I've been pretty much through the whole cycle. I got my first one shortly after college. I got another a few years later. Two rifles for Kentucky and a shotgun for Ohio were plenty. The bug hit after I got the farm back in 2001.
The first two were 30-06 and they shot the same ammo, so this time I wanted something different. I'd always had an eye towards 30-30, so I went and got a Marlin. The 30-30 didn't impress me, but I liked the Lever action. I went and got a Savage99 in .308 WIN. That started a deluge. Finally, a few years ago, I realized it was getting to be a hassle sighting in all those deer rifles every year, and I throttled back.
There's still ones I want. However, the current crop got me to where I could at least make reasonable decisions on where I wanted to go.
Here are some things I've learned. I've plumbed the depths beyond 40 cal. and it holds no major allure for me anymore. I thought it would, but it wasn't as much fun as I thought. 35 Whelen is great! However, it does not perform on whitetail any better than 30-06 at the ranges I normally shoot. Dead is dead.

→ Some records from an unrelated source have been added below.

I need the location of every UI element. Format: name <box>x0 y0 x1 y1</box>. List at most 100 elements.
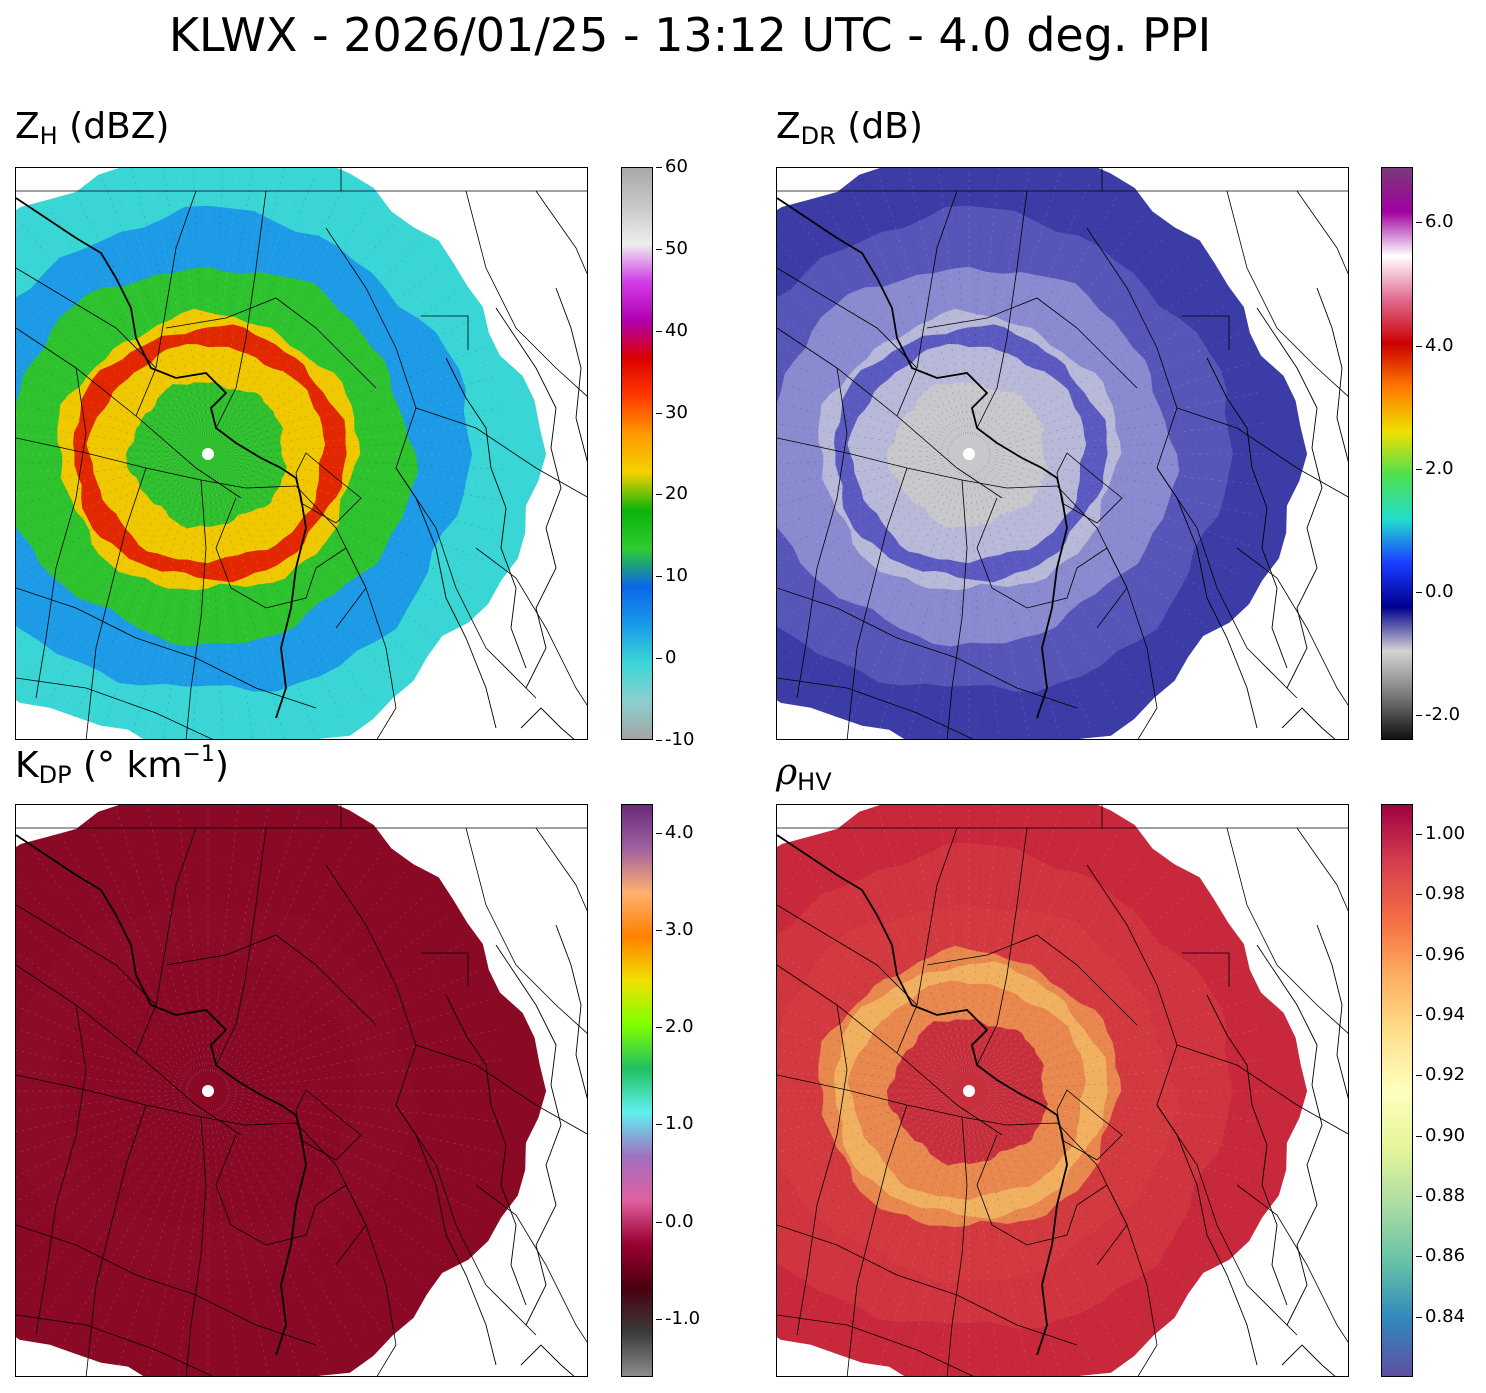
radial-texture-line <box>226 968 483 1084</box>
radial-texture-line <box>846 472 962 729</box>
radial-texture-line <box>217 1108 359 1351</box>
county-boundary-line <box>1176 407 1348 498</box>
radial-texture-line <box>876 472 964 739</box>
radial-texture-line <box>100 1109 202 1372</box>
colorbar-tick-label: 1.0 <box>656 1113 694 1135</box>
radial-texture-line <box>777 455 950 475</box>
radial-texture-line <box>777 1096 951 1154</box>
radial-texture-line <box>861 173 963 436</box>
radial-texture-line <box>227 391 502 451</box>
radial-texture-line <box>986 463 1229 605</box>
panel-title-kdp: KDP (° km−1) <box>15 742 229 789</box>
radial-texture-line <box>177 805 207 1072</box>
colorbar-tick-label: 0.86 <box>1415 1245 1466 1267</box>
radial-texture-line <box>210 473 254 739</box>
radial-texture-line <box>846 179 962 436</box>
radial-texture-line <box>970 805 1000 1072</box>
radial-texture-line <box>227 458 498 532</box>
colorbar-tick-label: -10 <box>655 729 695 750</box>
radial-texture-line <box>222 1105 421 1304</box>
county-boundaries <box>777 168 1348 739</box>
radial-texture-line <box>777 467 955 628</box>
county-boundary-line <box>1086 864 1178 1106</box>
radial-texture-line <box>16 412 189 451</box>
radial-texture-line <box>987 983 1250 1085</box>
radial-texture-line <box>219 1107 385 1334</box>
radial-texture-line <box>777 423 950 452</box>
county-boundary-line <box>465 190 587 397</box>
county-boundaries <box>16 805 587 1376</box>
radial-texture-line <box>225 462 476 591</box>
coastlines <box>1156 287 1348 739</box>
colorbar-tick-label: 10 <box>656 565 688 587</box>
radial-texture-line <box>100 173 202 436</box>
radial-texture-line <box>177 473 207 739</box>
colorbar-tick-label: 0.84 <box>1415 1305 1466 1327</box>
radial-texture-line <box>226 461 483 577</box>
panel-title-subscript: DP <box>38 761 72 789</box>
coastline <box>395 467 497 729</box>
radial-texture-line <box>16 355 191 446</box>
county-boundary-line <box>1296 190 1348 275</box>
coastline <box>495 944 562 1326</box>
radial-texture-line <box>227 1091 508 1107</box>
radial-texture-line <box>777 261 955 440</box>
radial-texture-line <box>980 1107 1146 1334</box>
radial-texture-line <box>224 277 451 443</box>
radial-texture-line <box>973 168 1046 435</box>
county-boundary-line <box>415 407 587 498</box>
radar-ppi-kdp <box>16 805 587 1376</box>
radial-texture-line <box>16 461 190 540</box>
radial-texture-line <box>777 368 951 447</box>
county-boundary-line <box>1182 315 1230 350</box>
county-boundary-line <box>976 190 1028 429</box>
radial-texture-line <box>177 168 207 435</box>
potomac-river-boundary <box>16 834 307 1356</box>
radial-texture-line <box>908 1110 966 1376</box>
colorbar-tick-label: 60 <box>656 156 688 177</box>
radial-texture-line <box>209 168 239 435</box>
radial-texture-line <box>981 220 1158 439</box>
radial-texture-line <box>216 471 345 722</box>
county-boundary-line <box>16 1314 213 1376</box>
radial-texture-line <box>227 438 508 454</box>
panel-title-symbol: Z <box>776 106 801 147</box>
county-boundary-line <box>16 1074 297 1126</box>
radial-texture-line <box>988 391 1263 451</box>
county-boundary-line <box>16 587 317 709</box>
radial-texture-line <box>983 468 1182 667</box>
coastline <box>445 994 527 1306</box>
radial-texture-line <box>973 805 1046 1072</box>
radial-texture-line <box>777 951 953 1080</box>
county-boundary-line <box>295 485 397 739</box>
radial-texture-line <box>213 805 301 1073</box>
radial-texture-line <box>218 202 372 438</box>
colorbar-tick-label: 1.00 <box>1415 823 1466 845</box>
radial-texture-line <box>974 168 1062 436</box>
radial-texture-line <box>227 454 508 470</box>
county-boundary-line <box>777 437 1058 489</box>
radial-texture-line <box>979 839 1133 1075</box>
coastline <box>1156 1104 1258 1366</box>
radial-texture-line <box>224 290 460 444</box>
radial-texture-line <box>216 186 345 437</box>
radial-texture-line <box>987 361 1255 449</box>
radial-texture-line <box>162 473 206 739</box>
radial-texture-line <box>226 361 494 449</box>
radial-texture-line <box>777 1098 951 1177</box>
radial-texture-line <box>147 1110 205 1376</box>
radial-texture-line <box>71 1108 200 1359</box>
radial-texture-line <box>16 456 189 485</box>
radial-texture-line <box>818 194 960 437</box>
radial-texture-line <box>16 935 193 1079</box>
county-boundary-line <box>777 904 918 1006</box>
coastline <box>1281 707 1336 739</box>
radial-texture-line <box>227 1059 507 1090</box>
radial-texture-line <box>777 466 954 610</box>
radial-texture-line <box>16 992 191 1083</box>
radial-texture-line <box>805 470 959 706</box>
radial-texture-line <box>792 470 958 697</box>
coastline <box>1156 467 1258 729</box>
county-boundary-line <box>185 479 207 739</box>
radial-texture-line <box>224 1102 451 1268</box>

Smaller and faster than 30-06 is fine. There's nothing wrong with .270 WIN or .280 Rem. There's just no reason to go there. One of these days I'm going to go that route and get into something like 25-06 or 257 Roberts or some such and really plumbs its depths and that will be what I enjoy in my dotage. I may even try to take a deer with .223 REM . You never know.
Overall it took me about 10 years to find a combination I really liked, and now my days of massive acquisitions are probably over. I know where I'm going to be hunting for the next 20 years. I know the cartridges inside and out. I have the dies, the powders and the bullets in bulk quantities.
What? Shaman, are getting ready to lay down and die? No, when I do go back to acquiring, it'll probably be something exotic. I've thought about going back to round ball and black powder. A flintlock Kentucky Rifle and probably a Brown Bess are on the bucket list. That will keep me busy. If I do any long-distance work, it'll be at paper and not on life targets. I've got inside 200 yards well covered. I've got Kentucky whitetails and Kentucky Elk well covered and Ohio and their shotgun-only rules have been covered well for 30 years.